Breech Presentation.—The pelvic pole enters the inlet first, once in thirty cases and more commonly in primiparas than otherwise.

Etiology.—Anything that interferes with or deranges the laws of normal gestation will predispose to, or produce this anomaly.

Thus, if the head is too large, as in hydrocephalous, or if the fœtus is too movable, as in hydramnios, or if an obstacle, like placenta previa, contracted pelvis or tumors prevent the proper approach of the head to the inlet, the mechanism will be disturbed and a breech or possibly a shoulder presentation will result.

Abnormal flaccidity of the uterine or abdominal walls, prematurity or twins also contribute definitely to its occurrence.

The attitude of the child generally retains its normal aspect of complete flexion. This pose, however, is not maintained invariably for on occasion the buttocks and genitals may rest upon the inlet while one or both feet may be extended on the thighs and lie beside the neck, or the thighs may be extended while the knees remain flexed, and what is known as a knee presentation, or if the foot comes down, a footling presentation results.

Positions.—The sacrum is the most prominent bony landmark of the breech, hence the positions are named from the relation this bone bears to the four quadrants of the inlet.

Fig. 61.—The breech. Left-sacro-anterior position. (Lenoir and Tarnier.)

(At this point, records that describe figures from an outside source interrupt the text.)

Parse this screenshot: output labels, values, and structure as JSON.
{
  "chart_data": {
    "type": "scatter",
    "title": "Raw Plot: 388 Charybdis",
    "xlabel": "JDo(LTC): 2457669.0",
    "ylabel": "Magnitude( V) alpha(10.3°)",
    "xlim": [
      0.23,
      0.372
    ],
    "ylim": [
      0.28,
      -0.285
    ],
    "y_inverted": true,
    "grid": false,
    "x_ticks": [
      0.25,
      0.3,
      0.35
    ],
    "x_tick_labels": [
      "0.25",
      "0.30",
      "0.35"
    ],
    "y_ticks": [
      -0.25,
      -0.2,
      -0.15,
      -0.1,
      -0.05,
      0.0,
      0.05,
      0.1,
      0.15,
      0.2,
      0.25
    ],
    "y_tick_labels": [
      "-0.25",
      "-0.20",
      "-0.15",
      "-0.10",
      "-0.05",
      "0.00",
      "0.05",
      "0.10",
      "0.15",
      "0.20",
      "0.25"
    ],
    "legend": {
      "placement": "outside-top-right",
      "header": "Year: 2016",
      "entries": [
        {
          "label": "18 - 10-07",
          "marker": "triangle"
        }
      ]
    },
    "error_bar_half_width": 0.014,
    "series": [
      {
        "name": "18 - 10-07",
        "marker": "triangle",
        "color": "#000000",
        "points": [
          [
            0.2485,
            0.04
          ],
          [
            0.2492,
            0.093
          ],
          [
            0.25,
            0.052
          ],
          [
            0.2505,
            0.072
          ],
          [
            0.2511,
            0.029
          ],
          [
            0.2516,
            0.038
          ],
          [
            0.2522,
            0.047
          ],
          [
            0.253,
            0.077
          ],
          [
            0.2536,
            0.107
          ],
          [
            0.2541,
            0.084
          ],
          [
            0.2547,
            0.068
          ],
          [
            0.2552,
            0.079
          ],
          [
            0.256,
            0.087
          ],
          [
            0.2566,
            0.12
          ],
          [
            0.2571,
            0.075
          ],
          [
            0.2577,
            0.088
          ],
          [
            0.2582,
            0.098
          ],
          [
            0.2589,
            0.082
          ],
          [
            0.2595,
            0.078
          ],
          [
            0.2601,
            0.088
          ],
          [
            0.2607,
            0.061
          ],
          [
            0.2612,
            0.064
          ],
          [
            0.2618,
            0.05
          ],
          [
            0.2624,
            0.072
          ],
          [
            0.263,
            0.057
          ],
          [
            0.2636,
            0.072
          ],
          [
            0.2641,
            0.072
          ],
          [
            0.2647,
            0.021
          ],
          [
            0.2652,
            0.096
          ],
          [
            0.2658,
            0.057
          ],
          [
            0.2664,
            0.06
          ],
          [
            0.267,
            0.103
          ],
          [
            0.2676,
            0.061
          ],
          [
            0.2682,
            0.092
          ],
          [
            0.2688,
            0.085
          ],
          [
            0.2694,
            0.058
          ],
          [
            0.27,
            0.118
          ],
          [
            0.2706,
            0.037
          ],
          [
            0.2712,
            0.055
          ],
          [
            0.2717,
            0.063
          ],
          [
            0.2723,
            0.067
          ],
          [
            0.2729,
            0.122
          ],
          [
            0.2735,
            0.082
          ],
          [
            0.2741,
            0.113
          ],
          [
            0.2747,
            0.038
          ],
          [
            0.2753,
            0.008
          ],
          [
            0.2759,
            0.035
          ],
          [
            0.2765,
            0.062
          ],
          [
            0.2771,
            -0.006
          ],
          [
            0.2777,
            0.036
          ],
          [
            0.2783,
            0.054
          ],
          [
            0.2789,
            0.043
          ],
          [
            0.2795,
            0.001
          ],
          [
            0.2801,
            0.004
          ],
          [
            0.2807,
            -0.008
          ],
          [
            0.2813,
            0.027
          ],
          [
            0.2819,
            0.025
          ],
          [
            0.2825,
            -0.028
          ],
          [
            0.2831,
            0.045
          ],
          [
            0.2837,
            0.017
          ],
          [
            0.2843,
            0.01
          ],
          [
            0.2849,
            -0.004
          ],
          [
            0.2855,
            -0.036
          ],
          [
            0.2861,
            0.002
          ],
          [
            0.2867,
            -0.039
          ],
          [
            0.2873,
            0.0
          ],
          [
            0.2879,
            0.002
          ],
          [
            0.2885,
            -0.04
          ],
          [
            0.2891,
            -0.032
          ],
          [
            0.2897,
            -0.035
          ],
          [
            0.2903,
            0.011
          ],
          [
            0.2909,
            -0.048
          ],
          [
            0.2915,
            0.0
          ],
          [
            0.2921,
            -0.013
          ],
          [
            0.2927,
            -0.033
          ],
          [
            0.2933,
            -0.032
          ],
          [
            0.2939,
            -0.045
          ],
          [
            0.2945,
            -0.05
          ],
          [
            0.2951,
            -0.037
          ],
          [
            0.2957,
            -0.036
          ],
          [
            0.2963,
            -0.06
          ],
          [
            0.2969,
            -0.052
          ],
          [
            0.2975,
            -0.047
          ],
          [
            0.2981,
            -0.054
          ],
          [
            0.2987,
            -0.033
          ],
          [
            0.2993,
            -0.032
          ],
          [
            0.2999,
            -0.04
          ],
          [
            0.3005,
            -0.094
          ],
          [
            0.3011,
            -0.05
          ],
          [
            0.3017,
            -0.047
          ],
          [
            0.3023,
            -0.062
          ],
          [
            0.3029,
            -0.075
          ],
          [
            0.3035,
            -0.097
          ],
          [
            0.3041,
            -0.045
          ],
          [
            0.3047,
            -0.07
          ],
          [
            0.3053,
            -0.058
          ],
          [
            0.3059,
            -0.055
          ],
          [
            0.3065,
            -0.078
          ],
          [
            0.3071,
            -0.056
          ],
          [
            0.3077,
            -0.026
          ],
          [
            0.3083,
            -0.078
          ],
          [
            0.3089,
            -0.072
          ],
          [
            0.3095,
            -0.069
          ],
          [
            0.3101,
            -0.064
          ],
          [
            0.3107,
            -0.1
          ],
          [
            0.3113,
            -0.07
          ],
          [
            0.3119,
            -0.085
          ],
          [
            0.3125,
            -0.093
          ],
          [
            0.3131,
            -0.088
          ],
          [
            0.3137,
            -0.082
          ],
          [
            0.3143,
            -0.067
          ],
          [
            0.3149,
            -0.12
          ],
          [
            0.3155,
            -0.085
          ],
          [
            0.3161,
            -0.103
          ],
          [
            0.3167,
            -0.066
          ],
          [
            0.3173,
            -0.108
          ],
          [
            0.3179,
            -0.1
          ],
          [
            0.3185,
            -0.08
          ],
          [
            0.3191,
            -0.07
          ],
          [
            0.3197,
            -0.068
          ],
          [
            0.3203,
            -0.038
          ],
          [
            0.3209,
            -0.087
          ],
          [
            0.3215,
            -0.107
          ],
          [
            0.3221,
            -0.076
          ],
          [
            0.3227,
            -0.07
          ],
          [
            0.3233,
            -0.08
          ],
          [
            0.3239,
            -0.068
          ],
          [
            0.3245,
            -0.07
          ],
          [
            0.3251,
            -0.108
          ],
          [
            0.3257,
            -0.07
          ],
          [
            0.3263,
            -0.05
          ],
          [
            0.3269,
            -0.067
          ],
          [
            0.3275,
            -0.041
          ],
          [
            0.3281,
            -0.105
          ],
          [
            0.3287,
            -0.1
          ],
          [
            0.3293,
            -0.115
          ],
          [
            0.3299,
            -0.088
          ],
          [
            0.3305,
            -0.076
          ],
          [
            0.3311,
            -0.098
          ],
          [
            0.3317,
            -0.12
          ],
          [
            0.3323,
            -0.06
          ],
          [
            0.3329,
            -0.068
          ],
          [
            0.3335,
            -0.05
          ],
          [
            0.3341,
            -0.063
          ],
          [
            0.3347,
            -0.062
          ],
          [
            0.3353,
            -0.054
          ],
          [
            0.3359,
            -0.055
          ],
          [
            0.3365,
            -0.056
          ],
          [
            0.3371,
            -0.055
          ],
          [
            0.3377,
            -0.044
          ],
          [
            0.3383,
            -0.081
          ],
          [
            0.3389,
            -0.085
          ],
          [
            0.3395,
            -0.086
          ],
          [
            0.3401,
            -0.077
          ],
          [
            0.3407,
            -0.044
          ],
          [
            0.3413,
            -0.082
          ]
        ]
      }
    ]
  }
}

We have therefore in their order of frequency the following designations: Left-sacro-anterior, where the sacrum lies to the left of the median line of the mother’s body and in front; right-sacro-anterior, where the sacrum lies to the right and in front; right-sacro-posterior, where the bone lies near the mother’s vertebral column, and on the right side; and the left-sacro-posterior position, where the bone occupies a corresponding place on the left side.